Monday
GRPO will soon be added to Apple MLX — The PR now works, using about 32 GB of memory when training Qwen2.5-0.5B
.
Minimal-R1 — Another excellent reproduction of DeepSeek R1 with GRPO, using only a 8xH100 server. It addresses the issue of scalability in Hugging Face’s Open-R1 when generating long completions. What makes it stand out is that it doesn’t depend on TRL, and has its own GRPO implementation. It dedicated one GPU for vLLM generation, and one GPU for the reference model.

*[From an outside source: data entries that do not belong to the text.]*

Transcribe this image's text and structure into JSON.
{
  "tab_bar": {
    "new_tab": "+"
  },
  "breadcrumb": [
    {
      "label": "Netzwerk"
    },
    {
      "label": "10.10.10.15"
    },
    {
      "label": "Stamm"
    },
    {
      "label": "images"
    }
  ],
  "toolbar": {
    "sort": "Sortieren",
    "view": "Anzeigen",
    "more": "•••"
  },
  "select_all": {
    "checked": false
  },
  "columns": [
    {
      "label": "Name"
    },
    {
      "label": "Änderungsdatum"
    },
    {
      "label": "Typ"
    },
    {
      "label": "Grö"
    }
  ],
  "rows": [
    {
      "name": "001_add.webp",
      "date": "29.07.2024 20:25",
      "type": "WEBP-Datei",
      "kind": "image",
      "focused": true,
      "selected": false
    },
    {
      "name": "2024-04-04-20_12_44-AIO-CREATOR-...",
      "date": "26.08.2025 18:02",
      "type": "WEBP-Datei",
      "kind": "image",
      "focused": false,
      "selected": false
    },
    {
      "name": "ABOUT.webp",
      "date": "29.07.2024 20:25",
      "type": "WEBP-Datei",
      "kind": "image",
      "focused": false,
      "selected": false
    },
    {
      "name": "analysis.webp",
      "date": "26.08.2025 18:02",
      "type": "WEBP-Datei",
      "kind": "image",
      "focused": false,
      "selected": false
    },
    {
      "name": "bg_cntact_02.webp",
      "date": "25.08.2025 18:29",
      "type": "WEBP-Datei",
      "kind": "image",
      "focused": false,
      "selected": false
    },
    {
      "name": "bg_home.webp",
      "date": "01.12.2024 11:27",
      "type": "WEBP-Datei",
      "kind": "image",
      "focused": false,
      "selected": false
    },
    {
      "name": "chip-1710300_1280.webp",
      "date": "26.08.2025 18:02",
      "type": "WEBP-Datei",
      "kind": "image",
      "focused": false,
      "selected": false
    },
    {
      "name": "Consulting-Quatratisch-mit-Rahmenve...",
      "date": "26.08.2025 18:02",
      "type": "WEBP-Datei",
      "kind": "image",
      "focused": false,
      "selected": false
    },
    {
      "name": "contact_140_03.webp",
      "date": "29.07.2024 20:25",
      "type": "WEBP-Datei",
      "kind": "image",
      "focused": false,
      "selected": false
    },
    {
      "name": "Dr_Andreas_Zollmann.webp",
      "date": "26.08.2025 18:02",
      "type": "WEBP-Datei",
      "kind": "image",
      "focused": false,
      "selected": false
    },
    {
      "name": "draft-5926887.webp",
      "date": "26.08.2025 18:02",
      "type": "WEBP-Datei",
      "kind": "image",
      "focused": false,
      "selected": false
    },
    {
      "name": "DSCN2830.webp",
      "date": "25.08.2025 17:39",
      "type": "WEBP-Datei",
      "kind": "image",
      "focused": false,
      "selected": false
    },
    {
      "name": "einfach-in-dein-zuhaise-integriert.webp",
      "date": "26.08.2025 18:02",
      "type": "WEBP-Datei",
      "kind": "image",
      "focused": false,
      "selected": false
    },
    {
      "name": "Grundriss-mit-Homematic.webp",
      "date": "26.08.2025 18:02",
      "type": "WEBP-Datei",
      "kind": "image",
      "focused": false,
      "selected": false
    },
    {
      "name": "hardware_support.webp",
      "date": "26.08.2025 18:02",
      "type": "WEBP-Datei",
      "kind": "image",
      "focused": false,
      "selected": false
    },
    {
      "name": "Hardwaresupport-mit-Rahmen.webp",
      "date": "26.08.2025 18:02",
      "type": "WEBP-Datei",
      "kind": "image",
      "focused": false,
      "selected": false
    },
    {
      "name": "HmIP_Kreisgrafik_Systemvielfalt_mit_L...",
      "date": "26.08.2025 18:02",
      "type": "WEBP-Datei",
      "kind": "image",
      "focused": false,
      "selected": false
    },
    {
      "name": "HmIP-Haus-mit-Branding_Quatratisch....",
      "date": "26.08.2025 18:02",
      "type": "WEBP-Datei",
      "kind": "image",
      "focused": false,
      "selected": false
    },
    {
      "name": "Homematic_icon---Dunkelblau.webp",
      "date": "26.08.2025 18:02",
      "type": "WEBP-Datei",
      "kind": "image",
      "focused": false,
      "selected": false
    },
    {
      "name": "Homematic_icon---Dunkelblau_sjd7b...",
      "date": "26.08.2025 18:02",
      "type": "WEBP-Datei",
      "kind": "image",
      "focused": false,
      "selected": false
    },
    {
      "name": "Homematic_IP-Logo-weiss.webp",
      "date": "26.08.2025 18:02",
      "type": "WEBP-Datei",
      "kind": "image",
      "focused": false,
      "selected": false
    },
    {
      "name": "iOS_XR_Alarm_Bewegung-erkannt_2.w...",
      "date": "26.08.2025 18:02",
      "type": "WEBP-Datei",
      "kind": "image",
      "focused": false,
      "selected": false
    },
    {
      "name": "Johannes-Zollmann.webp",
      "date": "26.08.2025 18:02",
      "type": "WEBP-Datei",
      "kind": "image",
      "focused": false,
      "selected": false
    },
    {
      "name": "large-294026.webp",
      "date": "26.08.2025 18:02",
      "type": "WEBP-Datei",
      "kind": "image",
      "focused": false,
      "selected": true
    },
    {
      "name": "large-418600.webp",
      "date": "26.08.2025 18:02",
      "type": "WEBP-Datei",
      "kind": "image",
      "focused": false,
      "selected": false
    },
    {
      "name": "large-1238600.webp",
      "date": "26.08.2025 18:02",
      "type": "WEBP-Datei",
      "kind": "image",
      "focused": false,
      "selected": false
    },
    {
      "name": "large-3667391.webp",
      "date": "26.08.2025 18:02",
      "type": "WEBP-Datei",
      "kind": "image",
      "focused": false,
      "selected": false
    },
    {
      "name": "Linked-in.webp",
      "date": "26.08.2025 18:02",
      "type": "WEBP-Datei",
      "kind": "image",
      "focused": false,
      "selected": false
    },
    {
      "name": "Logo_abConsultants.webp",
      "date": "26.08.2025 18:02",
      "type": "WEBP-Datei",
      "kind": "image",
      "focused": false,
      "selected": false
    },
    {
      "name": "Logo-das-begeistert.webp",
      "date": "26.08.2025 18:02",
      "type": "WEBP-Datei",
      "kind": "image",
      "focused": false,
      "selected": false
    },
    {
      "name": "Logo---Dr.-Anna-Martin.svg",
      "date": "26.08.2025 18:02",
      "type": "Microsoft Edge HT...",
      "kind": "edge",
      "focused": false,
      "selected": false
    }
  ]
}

Kevin Bryan shares his view on OpenAI Deep Research — Kevin Bryan from the University of Toronto shares his early experiences with OpenAI’s Deep Research. He is extremely upbeat about it, even sharing a paper that Deep Research (a.k.a. the o3 model with web search capabilities) wrote in 15 minutes, as well as another paper that is more theoretical.
Here are some interesting quotes of what Prof. Bryan said:
Nick Pretnar asks: Can it simultaneously write a paper + model code, estimate/calibrate such model, discern which results are relevant to discuss then present such results in a way humans can understand?
Kevin Bryan: That’s beyond current capabilities. But the proof of concept is pretty clear. At this point, it’s by far most useful as a complement — you should be writing your code with Cursor plus frontier models, having AI supplement and check analysis, having AI check proof accuracy, etc.
This is what I would call a human-in-the-loop approach to academic research. But of course, when abused, the landscape of academic research papers can have lots of mediocre AI-generated content in the near-term future.
WTF happened in 1971? — 1971 is indeed a special year, it was when Elon Musk, Marc Andreessen, Ma Huateng, Liu Yunhao, and I were born.